The case began when Radley Bradford sued Sovereign Pest Control, alleging that the company’s automated “renewal calls” to his cell phone—reminding him to schedule inspections and encouraging renewal of his pest control service plan—violated the TCPA because they were made without the required consent.

At the district court level, Sovereign argued Bradford had provided his cell phone number as part of his service agreement and never objected to the calls, thus giving “prior express consent.” The district court agreed, finding the calls were “informational” rather than telemarketing, and that Bradford’s act of providing his number was sufficient consent under then-binding FCC interpretations. The Court granted summary judgment for Sovereign.

However, while the case was on appeal, the Supreme Court decided McLaughlin. In response, the Fifth Circuit ordered a supplemental briefing on how McLaughlin and Loper Bright affect the appeal.

The defendant business argues that, after McLaughlin, courts must look to the statutory text alone, which requires only “express consent”—not “written” consent—for any call. The defendant contends that “express consent” can be given orally or by conduct, such as providing a phone number in connection with a business relationship. The plaintiff, by contrast, maintains that renewal calls were telemarketing and that more explicit, written consent is required.

The Fifth Circuit’s forthcoming decision could clarify whether businesses can rely on customers’ provision of phone numbers as sufficient consent for automated calls, or whether additional requirements—like written consent—will persist.

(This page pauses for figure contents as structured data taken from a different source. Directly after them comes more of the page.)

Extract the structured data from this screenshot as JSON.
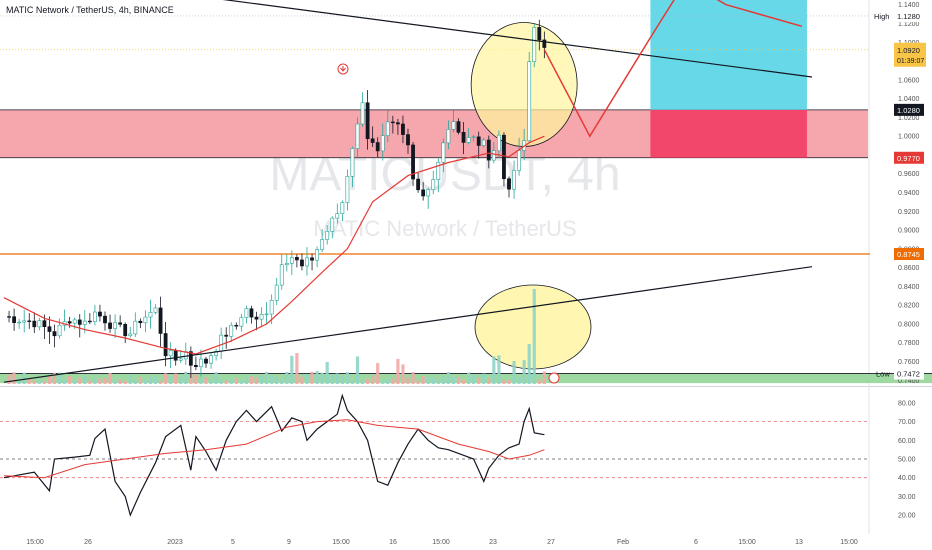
{
  "header": {
    "text": "MATIC Network / TetherUS, 4h, BINANCE"
  },
  "watermark": {
    "symbol": "MATICUSDT, 4h",
    "name": "MATIC Network / TetherUS"
  },
  "colors": {
    "up": "#26a69a",
    "down": "#131722",
    "ma": "#e53935",
    "zone": "#f6a1a9",
    "target": "#67d8e8",
    "stop": "#f2476a",
    "support": "#9fd9a2",
    "circle": "#fff59d",
    "orange": "#ef6c00",
    "price_tag": "#f9c547"
  },
  "chart_data": [
    {
      "type": "candlestick",
      "title": "MATIC Network / TetherUS, 4h, BINANCE",
      "ylim": [
        0.735,
        1.145
      ],
      "y_ticks": [
        "1.1400",
        "1.1200",
        "1.1000",
        "1.0800",
        "1.0600",
        "1.0400",
        "1.0200",
        "1.0000",
        "0.9800",
        "0.9600",
        "0.9400",
        "0.9200",
        "0.9000",
        "0.8800",
        "0.8600",
        "0.8400",
        "0.8200",
        "0.8000",
        "0.7800",
        "0.7600",
        "0.7400"
      ],
      "x_ticks": [
        "15:00",
        "26",
        "2023",
        "5",
        "9",
        "15:00",
        "16",
        "15:00",
        "23",
        "27",
        "Feb",
        "6",
        "15:00",
        "13",
        "15:00"
      ],
      "path": [
        [
          0,
          0.808
        ],
        [
          6,
          0.802
        ],
        [
          10,
          0.79
        ],
        [
          13,
          0.806
        ],
        [
          16,
          0.801
        ],
        [
          18,
          0.812
        ],
        [
          20,
          0.805
        ],
        [
          22,
          0.796
        ],
        [
          25,
          0.79
        ],
        [
          27,
          0.805
        ],
        [
          30,
          0.815
        ],
        [
          32,
          0.77
        ],
        [
          34,
          0.762
        ],
        [
          36,
          0.77
        ],
        [
          37,
          0.758
        ],
        [
          40,
          0.76
        ],
        [
          42,
          0.776
        ],
        [
          44,
          0.79
        ],
        [
          46,
          0.798
        ],
        [
          47,
          0.81
        ],
        [
          48,
          0.815
        ],
        [
          50,
          0.802
        ],
        [
          52,
          0.815
        ],
        [
          54,
          0.842
        ],
        [
          55,
          0.868
        ],
        [
          57,
          0.872
        ],
        [
          59,
          0.86
        ],
        [
          61,
          0.87
        ],
        [
          63,
          0.89
        ],
        [
          66,
          0.918
        ],
        [
          67,
          0.93
        ],
        [
          68,
          0.96
        ],
        [
          69,
          0.99
        ],
        [
          70,
          1.01
        ],
        [
          71,
          1.04
        ],
        [
          72,
          1.0
        ],
        [
          74,
          0.98
        ],
        [
          76,
          1.01
        ],
        [
          78,
          1.01
        ],
        [
          80,
          0.99
        ],
        [
          81,
          0.96
        ],
        [
          82,
          0.945
        ],
        [
          83,
          0.938
        ],
        [
          85,
          0.955
        ],
        [
          86,
          0.97
        ],
        [
          88,
          1.01
        ],
        [
          90,
          1.01
        ],
        [
          91,
          0.995
        ],
        [
          93,
          1.0
        ],
        [
          95,
          0.99
        ],
        [
          96,
          0.975
        ],
        [
          97,
          0.98
        ],
        [
          98,
          1.0
        ],
        [
          99,
          0.955
        ],
        [
          100,
          0.948
        ],
        [
          101,
          0.96
        ],
        [
          102,
          0.98
        ],
        [
          103,
          0.998
        ],
        [
          104,
          1.085
        ],
        [
          105,
          1.12
        ],
        [
          106,
          1.1
        ],
        [
          107,
          1.092
        ]
      ],
      "bars_total": 107,
      "series": [
        {
          "name": "",
          "type": "line",
          "values": [
            [
              0,
              0.828
            ],
            [
              8,
              0.806
            ],
            [
              16,
              0.794
            ],
            [
              24,
              0.785
            ],
            [
              32,
              0.774
            ],
            [
              38,
              0.768
            ],
            [
              45,
              0.782
            ],
            [
              52,
              0.8
            ],
            [
              57,
              0.824
            ],
            [
              63,
              0.855
            ],
            [
              68,
              0.88
            ],
            [
              73,
              0.93
            ],
            [
              80,
              0.958
            ],
            [
              88,
              0.972
            ],
            [
              96,
              0.982
            ],
            [
              100,
              0.978
            ],
            [
              104,
              0.993
            ],
            [
              107,
              1.0
            ]
          ]
        }
      ],
      "labels": {
        "high": "High",
        "high_value": "1.1280",
        "low": "Low",
        "low_value": "0.7472",
        "current_price": "1.0920",
        "countdown": "01:39:07",
        "zone_top": "1.0280",
        "zone_bottom": "0.9770",
        "orange_line": "0.8745"
      },
      "zones": {
        "resistance": [
          0.977,
          1.028
        ],
        "support": [
          0.737,
          0.7472
        ]
      },
      "lines": {
        "orange_level": 0.8745,
        "high_level": 1.128,
        "dashed_level": 1.092
      },
      "trendlines": [
        {
          "from": [
            23,
            1.16
          ],
          "to": [
            160,
            1.063
          ]
        },
        {
          "from": [
            0,
            0.738
          ],
          "to": [
            160,
            0.861
          ]
        }
      ],
      "projection": [
        [
          107,
          1.092
        ],
        [
          116,
          1.0
        ],
        [
          128,
          1.105
        ],
        [
          135,
          1.165
        ],
        [
          143,
          1.14
        ],
        [
          158,
          1.117
        ]
      ],
      "position": {
        "bar_start": 128,
        "bar_end": 159,
        "entry": 1.028,
        "target_top": 1.145,
        "stop": 0.977
      }
    },
    {
      "type": "line",
      "title": "",
      "ylim": [
        12,
        88
      ],
      "y_ticks": [
        "80.00",
        "70.00",
        "60.00",
        "50.00",
        "40.00",
        "30.00",
        "20.00"
      ],
      "levels": [
        70,
        50,
        40
      ],
      "series": [
        {
          "name": "",
          "values": [
            [
              0,
              40
            ],
            [
              6,
              43
            ],
            [
              9,
              33
            ],
            [
              10,
              50
            ],
            [
              14,
              51
            ],
            [
              17,
              52
            ],
            [
              18,
              61
            ],
            [
              20,
              66
            ],
            [
              22,
              38
            ],
            [
              24,
              30
            ],
            [
              25,
              20
            ],
            [
              27,
              32
            ],
            [
              30,
              48
            ],
            [
              32,
              62
            ],
            [
              35,
              68
            ],
            [
              37,
              44
            ],
            [
              38,
              62
            ],
            [
              40,
              54
            ],
            [
              42,
              44
            ],
            [
              44,
              60
            ],
            [
              46,
              70
            ],
            [
              48,
              76
            ],
            [
              50,
              70
            ],
            [
              53,
              78
            ],
            [
              55,
              65
            ],
            [
              57,
              72
            ],
            [
              59,
              70
            ],
            [
              60,
              60
            ],
            [
              62,
              66
            ],
            [
              64,
              70
            ],
            [
              66,
              74
            ],
            [
              67,
              84
            ],
            [
              68,
              76
            ],
            [
              70,
              70
            ],
            [
              72,
              60
            ],
            [
              74,
              38
            ],
            [
              76,
              36
            ],
            [
              78,
              48
            ],
            [
              80,
              58
            ],
            [
              82,
              66
            ],
            [
              84,
              60
            ],
            [
              86,
              56
            ],
            [
              88,
              55
            ],
            [
              91,
              52
            ],
            [
              93,
              50
            ],
            [
              95,
              38
            ],
            [
              96,
              45
            ],
            [
              98,
              52
            ],
            [
              100,
              56
            ],
            [
              102,
              58
            ],
            [
              103,
              70
            ],
            [
              104,
              77
            ],
            [
              105,
              64
            ],
            [
              107,
              63
            ]
          ]
        },
        {
          "name": "",
          "values": [
            [
              0,
              41
            ],
            [
              8,
              40
            ],
            [
              16,
              47
            ],
            [
              24,
              50
            ],
            [
              32,
              53
            ],
            [
              40,
              55
            ],
            [
              48,
              58
            ],
            [
              56,
              67
            ],
            [
              62,
              70
            ],
            [
              68,
              71
            ],
            [
              74,
              68
            ],
            [
              82,
              66
            ],
            [
              90,
              58
            ],
            [
              96,
              54
            ],
            [
              100,
              50
            ],
            [
              104,
              52
            ],
            [
              107,
              55
            ]
          ]
        }
      ]
    }
  ]
}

Implications for Businesses

Jones and Bradford are not isolated developments. Across the country, courts are now being asked to reconsider FCC interpretations that have long governed TCPA and independently interpret the statute. Litigants are encouraging courts to revisit foundational questions, such as what the scope of “call” is under the TCPA and what “prior express consent” means.

For businesses, this new era presents both opportunities and challenges. On the one hand, companies can now rely on the plain text of the statute to challenge TCPA claims, rather than being bound by agency rules that may exceed congressional intent. On the other hand, the result in the meantime may be a patchwork of decisions, with some courts upending years of regulatory guidance and others adhering to prior interpretations, at least until higher courts weigh in. This potential for a lack of uniformity and circuit splits creates uncertainty. Indeed, the dissent in McLaughlin noted how the majority’s ruling could “disrupt even the most solid-seeming regulatory regimes,” and even expose those who took advantage of prior FCC “safe harbors” to liability. 

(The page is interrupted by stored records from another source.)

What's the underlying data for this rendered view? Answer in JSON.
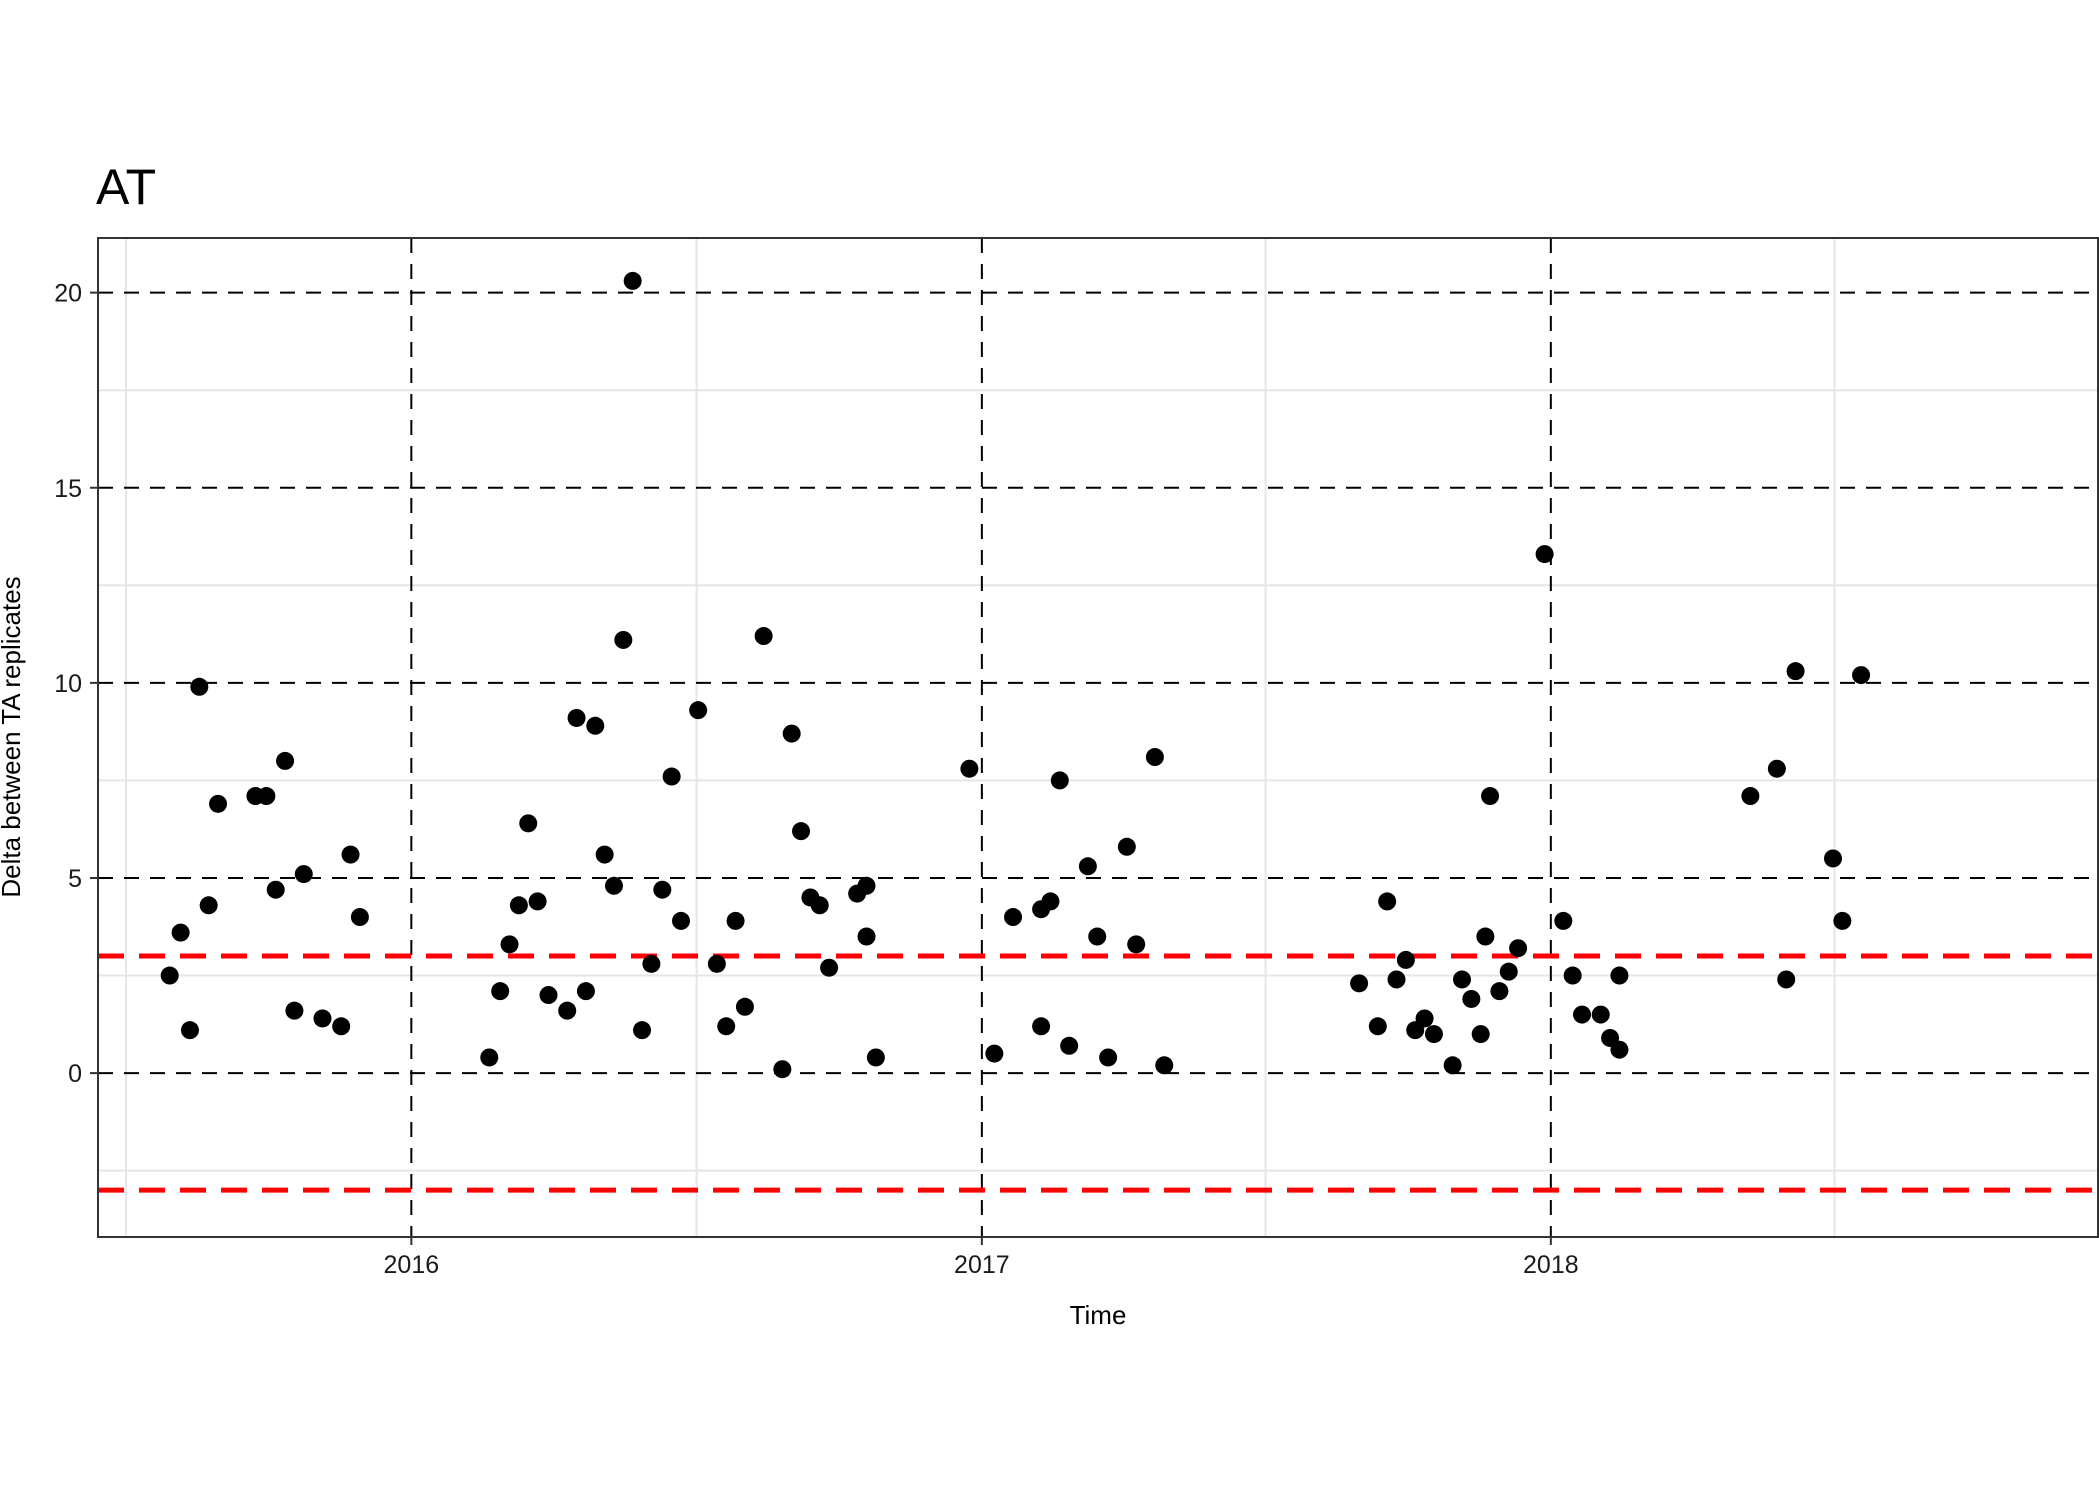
{
  "chart_data": {
    "type": "scatter",
    "title": "AT",
    "xlabel": "Time",
    "ylabel": "Delta between TA replicates",
    "xlim": [
      "2015-06-14",
      "2018-12-18"
    ],
    "ylim": [
      -4.2,
      21.4
    ],
    "x_major_ticks": [
      "2016-01-01",
      "2017-01-01",
      "2018-01-01"
    ],
    "x_tick_labels": [
      "2016",
      "2017",
      "2018"
    ],
    "y_major_ticks": [
      0,
      5,
      10,
      15,
      20
    ],
    "y_tick_labels": [
      "0",
      "5",
      "10",
      "15",
      "20"
    ],
    "reference_lines": {
      "y": [
        3,
        -3
      ],
      "color": "#ff0000",
      "style": "dashed"
    },
    "major_grid_style": "black dashed",
    "point_color": "#000000",
    "points": [
      {
        "x": "2015-07-30",
        "y": 2.5
      },
      {
        "x": "2015-08-06",
        "y": 3.6
      },
      {
        "x": "2015-08-12",
        "y": 1.1
      },
      {
        "x": "2015-08-18",
        "y": 9.9
      },
      {
        "x": "2015-08-24",
        "y": 4.3
      },
      {
        "x": "2015-08-30",
        "y": 6.9
      },
      {
        "x": "2015-09-23",
        "y": 7.1
      },
      {
        "x": "2015-09-30",
        "y": 7.1
      },
      {
        "x": "2015-10-06",
        "y": 4.7
      },
      {
        "x": "2015-10-12",
        "y": 8.0
      },
      {
        "x": "2015-10-18",
        "y": 1.6
      },
      {
        "x": "2015-10-24",
        "y": 5.1
      },
      {
        "x": "2015-11-05",
        "y": 1.4
      },
      {
        "x": "2015-11-17",
        "y": 1.2
      },
      {
        "x": "2015-11-23",
        "y": 5.6
      },
      {
        "x": "2015-11-29",
        "y": 4.0
      },
      {
        "x": "2016-02-20",
        "y": 0.4
      },
      {
        "x": "2016-02-27",
        "y": 2.1
      },
      {
        "x": "2016-03-04",
        "y": 3.3
      },
      {
        "x": "2016-03-10",
        "y": 4.3
      },
      {
        "x": "2016-03-16",
        "y": 6.4
      },
      {
        "x": "2016-03-22",
        "y": 4.4
      },
      {
        "x": "2016-03-29",
        "y": 2.0
      },
      {
        "x": "2016-04-10",
        "y": 1.6
      },
      {
        "x": "2016-04-16",
        "y": 9.1
      },
      {
        "x": "2016-04-22",
        "y": 2.1
      },
      {
        "x": "2016-04-28",
        "y": 8.9
      },
      {
        "x": "2016-05-04",
        "y": 5.6
      },
      {
        "x": "2016-05-10",
        "y": 4.8
      },
      {
        "x": "2016-05-16",
        "y": 11.1
      },
      {
        "x": "2016-05-22",
        "y": 20.3
      },
      {
        "x": "2016-05-28",
        "y": 1.1
      },
      {
        "x": "2016-06-03",
        "y": 2.8
      },
      {
        "x": "2016-06-10",
        "y": 4.7
      },
      {
        "x": "2016-06-16",
        "y": 7.6
      },
      {
        "x": "2016-06-22",
        "y": 3.9
      },
      {
        "x": "2016-07-03",
        "y": 9.3
      },
      {
        "x": "2016-07-15",
        "y": 2.8
      },
      {
        "x": "2016-07-21",
        "y": 1.2
      },
      {
        "x": "2016-07-27",
        "y": 3.9
      },
      {
        "x": "2016-08-02",
        "y": 1.7
      },
      {
        "x": "2016-08-14",
        "y": 11.2
      },
      {
        "x": "2016-08-26",
        "y": 0.1
      },
      {
        "x": "2016-09-01",
        "y": 8.7
      },
      {
        "x": "2016-09-07",
        "y": 6.2
      },
      {
        "x": "2016-09-13",
        "y": 4.5
      },
      {
        "x": "2016-09-19",
        "y": 4.3
      },
      {
        "x": "2016-09-25",
        "y": 2.7
      },
      {
        "x": "2016-10-13",
        "y": 4.6
      },
      {
        "x": "2016-10-19",
        "y": 3.5
      },
      {
        "x": "2016-10-19",
        "y": 4.8
      },
      {
        "x": "2016-10-25",
        "y": 0.4
      },
      {
        "x": "2016-12-24",
        "y": 7.8
      },
      {
        "x": "2017-01-09",
        "y": 0.5
      },
      {
        "x": "2017-01-21",
        "y": 4.0
      },
      {
        "x": "2017-02-08",
        "y": 1.2
      },
      {
        "x": "2017-02-08",
        "y": 4.2
      },
      {
        "x": "2017-02-14",
        "y": 4.4
      },
      {
        "x": "2017-02-20",
        "y": 7.5
      },
      {
        "x": "2017-02-26",
        "y": 0.7
      },
      {
        "x": "2017-03-10",
        "y": 5.3
      },
      {
        "x": "2017-03-16",
        "y": 3.5
      },
      {
        "x": "2017-03-23",
        "y": 0.4
      },
      {
        "x": "2017-04-04",
        "y": 5.8
      },
      {
        "x": "2017-04-10",
        "y": 3.3
      },
      {
        "x": "2017-04-22",
        "y": 8.1
      },
      {
        "x": "2017-04-28",
        "y": 0.2
      },
      {
        "x": "2017-08-31",
        "y": 2.3
      },
      {
        "x": "2017-09-12",
        "y": 1.2
      },
      {
        "x": "2017-09-18",
        "y": 4.4
      },
      {
        "x": "2017-09-24",
        "y": 2.4
      },
      {
        "x": "2017-09-30",
        "y": 2.9
      },
      {
        "x": "2017-10-06",
        "y": 1.1
      },
      {
        "x": "2017-10-12",
        "y": 1.4
      },
      {
        "x": "2017-10-18",
        "y": 1.0
      },
      {
        "x": "2017-10-30",
        "y": 0.2
      },
      {
        "x": "2017-11-05",
        "y": 2.4
      },
      {
        "x": "2017-11-11",
        "y": 1.9
      },
      {
        "x": "2017-11-17",
        "y": 1.0
      },
      {
        "x": "2017-11-20",
        "y": 3.5
      },
      {
        "x": "2017-11-23",
        "y": 7.1
      },
      {
        "x": "2017-11-29",
        "y": 2.1
      },
      {
        "x": "2017-12-05",
        "y": 2.6
      },
      {
        "x": "2017-12-11",
        "y": 3.2
      },
      {
        "x": "2017-12-28",
        "y": 13.3
      },
      {
        "x": "2018-01-09",
        "y": 3.9
      },
      {
        "x": "2018-01-15",
        "y": 2.5
      },
      {
        "x": "2018-01-21",
        "y": 1.5
      },
      {
        "x": "2018-02-02",
        "y": 1.5
      },
      {
        "x": "2018-02-08",
        "y": 0.9
      },
      {
        "x": "2018-02-14",
        "y": 2.5
      },
      {
        "x": "2018-02-14",
        "y": 0.6
      },
      {
        "x": "2018-05-09",
        "y": 7.1
      },
      {
        "x": "2018-05-26",
        "y": 7.8
      },
      {
        "x": "2018-06-01",
        "y": 2.4
      },
      {
        "x": "2018-06-07",
        "y": 10.3
      },
      {
        "x": "2018-07-01",
        "y": 5.5
      },
      {
        "x": "2018-07-07",
        "y": 3.9
      },
      {
        "x": "2018-07-19",
        "y": 10.2
      }
    ]
  }
}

Businesses must closely monitor developments in the jurisdictions where they operate and be prepared to adapt compliance strategies as courts continue to reinterpret the TCPA.

Conclusion

The post-McLaughlin era is ushering in a period of rapid change and unpredictability in TCPA litigation. Courts are no longer bound to follow the FCC’s interpretations and are instead returning to the statutory text to resolve key questions about consent and coverage. The Jones decision’s rejection of FCC guidance on text messages and the Fifth Circuit’s anticipated decision in Bradford on the meaning of “express consent” are just the beginning. Businesses defending against TCPA claims should seize this moment to reassess their risk, revisit their compliance programs, and consider new defense strategies grounded in the statute’s plain language.